Il Ministero della Salute ha prorogato il divieto di consumo e di commercio delle anguille del Garda contaminate da diossina e Pcb. Con un’ordinanza pubblicata sulla Gazzetta Ufficiale, Beatrice Lorenzin ha prorogato per altri 12 mesi i divieti m vigore dal 17 maggio 2011 quando l’allora sottosegretario alla salute, la veronese Francesca Martini, aveva dato per la prima volta lo stop alla possibilità di mangiare questi pesci del lago.
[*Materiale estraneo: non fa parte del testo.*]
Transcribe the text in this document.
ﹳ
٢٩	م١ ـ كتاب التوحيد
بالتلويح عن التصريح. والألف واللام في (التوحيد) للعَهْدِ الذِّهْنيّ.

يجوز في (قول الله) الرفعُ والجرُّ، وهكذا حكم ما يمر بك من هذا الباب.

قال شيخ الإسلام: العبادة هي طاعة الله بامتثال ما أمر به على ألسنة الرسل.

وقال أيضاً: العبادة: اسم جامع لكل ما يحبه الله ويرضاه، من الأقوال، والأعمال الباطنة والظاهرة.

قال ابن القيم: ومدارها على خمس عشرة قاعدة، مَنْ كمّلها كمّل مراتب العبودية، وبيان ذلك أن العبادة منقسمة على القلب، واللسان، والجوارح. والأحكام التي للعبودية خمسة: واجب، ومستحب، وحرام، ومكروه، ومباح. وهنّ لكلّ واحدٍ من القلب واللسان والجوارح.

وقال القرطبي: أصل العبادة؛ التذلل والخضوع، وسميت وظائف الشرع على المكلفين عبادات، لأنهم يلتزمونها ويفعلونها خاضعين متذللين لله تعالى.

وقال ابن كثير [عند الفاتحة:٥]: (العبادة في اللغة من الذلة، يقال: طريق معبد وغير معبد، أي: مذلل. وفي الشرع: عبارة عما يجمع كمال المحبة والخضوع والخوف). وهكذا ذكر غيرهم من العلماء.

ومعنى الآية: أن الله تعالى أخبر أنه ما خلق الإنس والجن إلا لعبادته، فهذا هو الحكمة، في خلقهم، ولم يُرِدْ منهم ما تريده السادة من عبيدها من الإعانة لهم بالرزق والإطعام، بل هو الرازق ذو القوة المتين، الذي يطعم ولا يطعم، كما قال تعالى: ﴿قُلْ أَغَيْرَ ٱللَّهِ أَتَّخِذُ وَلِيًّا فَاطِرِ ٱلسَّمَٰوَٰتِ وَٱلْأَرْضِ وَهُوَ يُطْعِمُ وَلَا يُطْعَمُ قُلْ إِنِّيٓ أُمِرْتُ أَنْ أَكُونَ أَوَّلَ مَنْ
Un’ordinanza dal titolo emblematico, «Misure urgenti di gestione del rischio per la salute umana connesso al consumo di anguille contaminate provenienti dal lago di Garda», titolo identico all’ordinanza del 2011. Ma c’è un aspetto singolare di questa vicenda di cui L’Arena si era già occupata alcune settimane fa e che ora è stato scritto, nero su bianco, anche nell’ordinanza del Ministero della salute. Ovvero, il fatto che il Piano di monitoraggio della contaminazione per gli anni 2015-2016, elaborato e condiviso tra le Regioni Lombardia e Veneto, la Provincia autonoma di Trento, il Centro di referenza per l’epidemiologia veterinaria dell’Izs Abruzzo e del Molise, l’Izs delle Venezie e l’Izs di Lombardia ed Emilia-Romagna, non ha ancora dato esito. Il perché è presto detto: il monitoraggio è stato iniziato tardi dalle Regioni, i campioni di pesci sono stati inviati in ritardo e così l’Istituto zooprofilattico di Teramo non ha ancora terminato le analisi e non ha potuto dare informazioni circa la quantità di contaminante nei pesci.
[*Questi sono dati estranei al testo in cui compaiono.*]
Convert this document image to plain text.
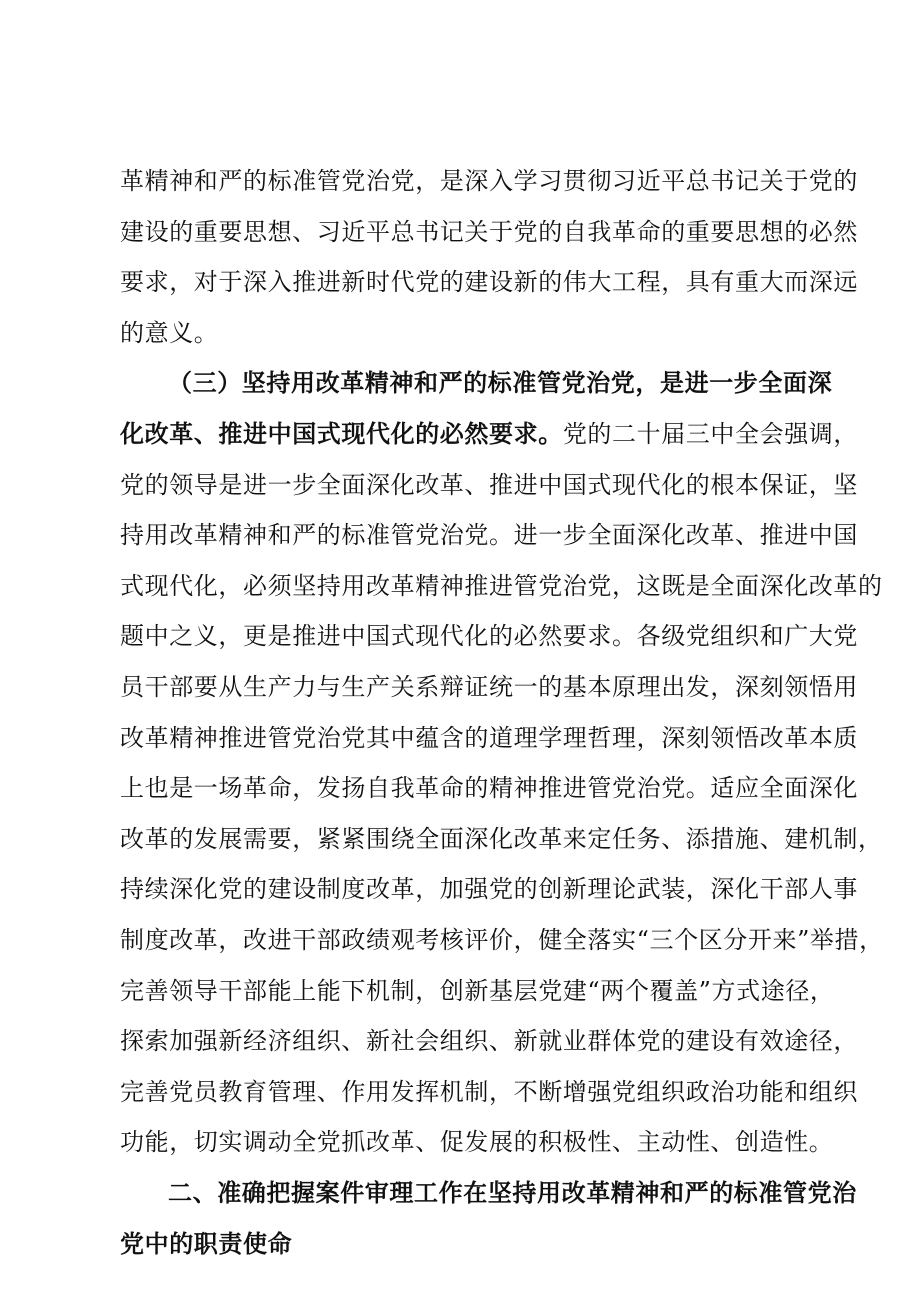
革精神和严的标准管党治党，是深入学习贯彻习近平总书记关于党的
建设的重要思想、习近平总书记关于党的自我革命的重要思想的必然
要求，对于深入推进新时代党的建设新的伟大工程，具有重大而深远
的意义。
（三）坚持用改革精神和严的标准管党治党，是进一步全面深
化改革、推进中国式现代化的必然要求。党的二十届三中全会强调，
党的领导是进一步全面深化改革、推进中国式现代化的根本保证，坚
持用改革精神和严的标准管党治党。进一步全面深化改革、推进中国
式现代化，必须坚持用改革精神推进管党治党，这既是全面深化改革的
题中之义，更是推进中国式现代化的必然要求。各级党组织和广大党
员干部要从生产力与生产关系辩证统一的基本原理出发，深刻领悟用
改革精神推进管党治党其中蕴含的道理学理哲理，深刻领悟改革本质
上也是一场革命，发扬自我革命的精神推进管党治党。适应全面深化
改革的发展需要，紧紧围绕全面深化改革来定任务、添措施、建机制，
持续深化党的建设制度改革，加强党的创新理论武装，深化干部人事
制度改革，改进干部政绩观考核评价，健全落实“三个区分开来”举措，
完善领导干部能上能下机制，创新基层党建“两个覆盖”方式途径，
探索加强新经济组织、新社会组织、新就业群体党的建设有效途径，
完善党员教育管理、作用发挥机制，不断增强党组织政治功能和组织
功能，切实调动全党抓改革、促发展的积极性、主动性、创造性。
二、准确把握案件审理工作在坚持用改革精神和严的标准管党治
党中的职责使命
Ma per quale motivo il monitoraggio è iniziato in ritardo? La versione ufficiale, come specifica l’ordinanza ministeriale, è che «le attività di campionamento del Piano si sono protratte oltre le date indicate a causa delle condizioni climatiche che hanno influenzato il periodo della migrazione delle anguille, e quindi la pesca degli esemplari, come peraltro previsto dal citato Piano», è stata ritardata.
Ma i dubbi, invece restano anche perché, almeno per quanto riguarda la Regione Veneto, sono stati evidenziati dal consigliere regionale Andrea Bassi «ritardi e pasticci dovuti a mancati stanziamenti da parte della Regione Veneto che infatti, nello scorso anno, non ha effettuato alcun campionamento di anguille», e che avrebbe «spostato i fondi dello scorso anno per l’anno in corso», aveva denunciato il consigliere. Il ministro Lorenzin ha deciso quindi, «in assenza di dati aggiuntivi e in considerazione della persistenza degli inquinanti riscontrati negli anni precedenti nelle anguille», che sia «necessario prorogare ulteriormente le misure stabilite nell’ordinanza del 2011». Un principio di precauzione doveroso vista la quantità di «inquinamento omogeneo e diffuso», per quanto riguarda diossine e Pcb, certificato anche dall’Arpav.